Are You Listening Now?: Charming Hostess’s ‘The Bowls Project’
There’s something special about enjoying a brilliant album alone, but there’s joy in sharing it with others. Since 2001, when Jewlia Eisenberg released “Trilectic,” I have had the former joy, but not the latter.
“Trilectic” was a brilliant concept album that set the writings of Walter Benjamin and Asja Lacis to eclectic vocal compositions that ran the gamut from Meredith Monk-inspired experimentation to doo-wop and Eskimo throat chanting. Jewlia’s band, Charming Hostess, followed up “Trilectic” in 2004 with “Sarajevo Blues,” another genre-defying piece of avant-garde composition, chock-full of hooky melodies and jaw-dropping moments of unconventional beauty.

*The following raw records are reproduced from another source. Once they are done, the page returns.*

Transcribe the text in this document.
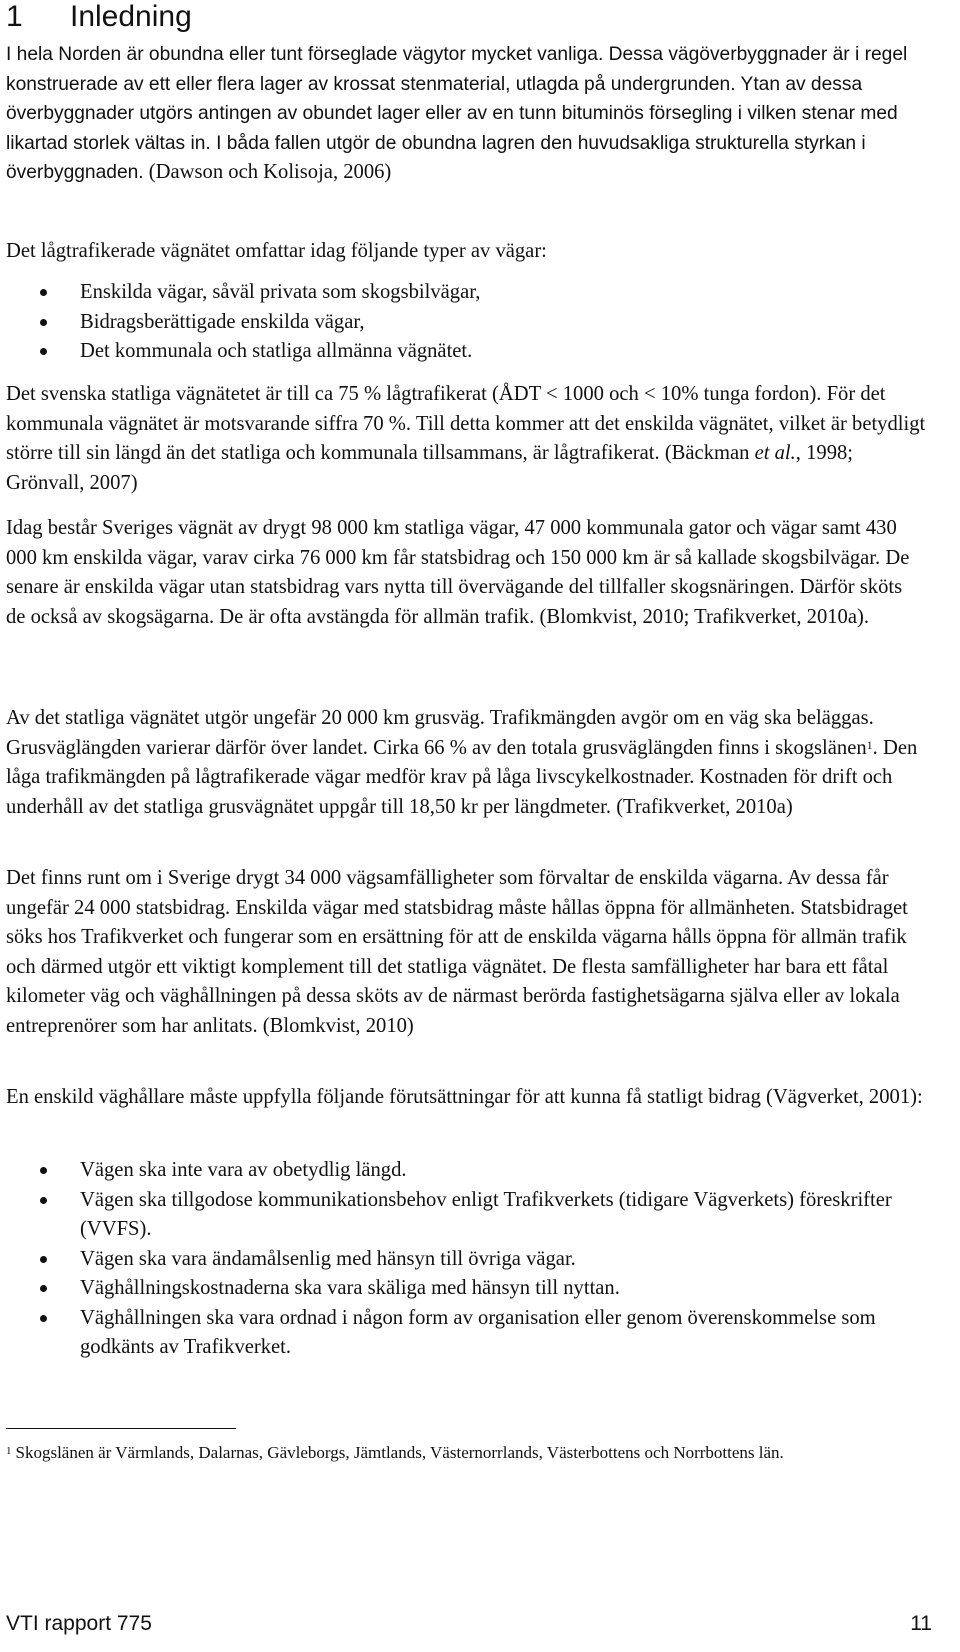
1 Inledning

I hela Norden är obundna eller tunt förseglade vägytor mycket vanliga. Dessa vägöverbyggnader är i regel konstruerade av ett eller flera lager av krossat stenmaterial, utlagda på undergrunden. Ytan av dessa överbyggnader utgörs antingen av obundet lager eller av en tunn bituminös försegling i vilken stenar med likartad storlek vältas in. I båda fallen utgör de obundna lagren den huvudsakliga strukturella styrkan i överbyggnaden. (Dawson och Kolisoja, 2006)

Det lågtrafikerade vägnätet omfattar idag följande typer av vägar:

Enskilda vägar, såväl privata som skogsbilvägar,
Bidragsberättigade enskilda vägar,
Det kommunala och statliga allmänna vägnätet.

Det svenska statliga vägnätetet är till ca 75 % lågtrafikerat (ÅDT < 1000 och < 10% tunga fordon). För det kommunala vägnätet är motsvarande siffra 70 %. Till detta kommer att det enskilda vägnätet, vilket är betydligt större till sin längd än det statliga och kommunala tillsammans, är lågtrafikerat. (Bäckman et al., 1998; Grönvall, 2007)

Idag består Sveriges vägnät av drygt 98 000 km statliga vägar, 47 000 kommunala gator och vägar samt 430 000 km enskilda vägar, varav cirka 76 000 km får statsbidrag och 150 000 km är så kallade skogsbilvägar. De senare är enskilda vägar utan statsbidrag vars nytta till övervägande del tillfaller skogsnäringen. Därför sköts de också av skogsägarna. De är ofta avstängda för allmän trafik. (Blomkvist, 2010; Trafikverket, 2010a).

Av det statliga vägnätet utgör ungefär 20 000 km grusväg. Trafikmängden avgör om en väg ska beläggas. Grusväglängden varierar därför över landet. Cirka 66 % av den totala grusväglängden finns i skogslänen$^1$. Den låga trafikmängden på lågtrafikerade vägar medför krav på låga livscykelkostnader. Kostnaden för drift och underhåll av det statliga grusvägnätet uppgår till 18,50 kr per längdmeter. (Trafikverket, 2010a)

Det finns runt om i Sverige drygt 34 000 vägsamfälligheter som förvaltar de enskilda vägarna. Av dessa får ungefär 24 000 statsbidrag. Enskilda vägar med statsbidrag måste hållas öppna för allmänheten. Statsbidraget söks hos Trafikverket och fungerar som en ersättning för att de enskilda vägarna hålls öppna för allmän trafik och därmed utgör ett viktigt komplement till det statliga vägnätet. De flesta samfälligheter har bara ett fåtal kilometer väg och väghållningen på dessa sköts av de närmast berörda fastighetsägarna själva eller av lokala entreprenörer som har anlitats. (Blomkvist, 2010)

En enskild väghållare måste uppfylla följande förutsättningar för att kunna få statligt bidrag (Vägverket, 2001):

Vägen ska inte vara av obetydlig längd.
Vägen ska tillgodose kommunikationsbehov enligt Trafikverkets (tidigare Vägverkets) föreskrifter (VVFS).
Vägen ska vara ändamålsenlig med hänsyn till övriga vägar.
Väghållningskostnaderna ska vara skäliga med hänsyn till nyttan.
Väghållningen ska vara ordnad i någon form av organisation eller genom överenskommelse som godkänts av Trafikverket.

$^1$ Skogslänen är Värmlands, Dalarnas, Gävleborgs, Jämtlands, Västernorrlands, Västerbottens och Norrbottens län.

VTI rapport 775	11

And still the audiences didn’t come. In 2006 I watched Charming Hostess rock out a cappella in front of an audience of merely dozens at the now-defunct Tonic on the Lower East Side. When we shouted out a song request (the glorious avant-bubblegum pop “Fortress Moscow” off “Trilectic”), Jewlia seemed shocked at such a mundane gesture of fandom.
Fittingly, “The Bowls Project,“ Charming Hostess’ blistering, raucous, and exciting new album, released this week on Tzadik records, thematically retreats into the esoteric and exotic. Jewlia has taken as her muse ancient Babylonian Jewish amulets, and the songs traverse the spaces between demonology, mysticism, sex and the apocalypse.
On “Hangman Devil Man,” Jewlia sings about family breakdown, drenched in the sounds of furious folk Americana. On “Bound and Turned Aside,” she scrapes against black metal, and on “Early in the Morning,” she sings, “Some people say the devil’s dead / I saw the devil, baby, at the foot of my bed.”
The most striking moments of “The Bowls Project” are those where Jewlia is excavating subversive Jewish undercurrents, whether repressed feminine narratives or Jewish ritual mythology, or both: “Overturned is the curse of the mother and the daughter…bound and sealed is the curse in the name of YYY the Great Angel of 11 Names.” She does not merely posit a hidden Jewish tradition, but exclaims it.
In light of Jewlia’s medical struggles last year (concerned fans read as she blogged about frequent trips to the hospital), “The Bowls Project” sounds as though it isn’t just reconstituting a lost Jewish past, but Jewlia’s body itself — always a moving, explosive force that seems to scream, both for itself and for a repressed tradition, “Are you listening now?”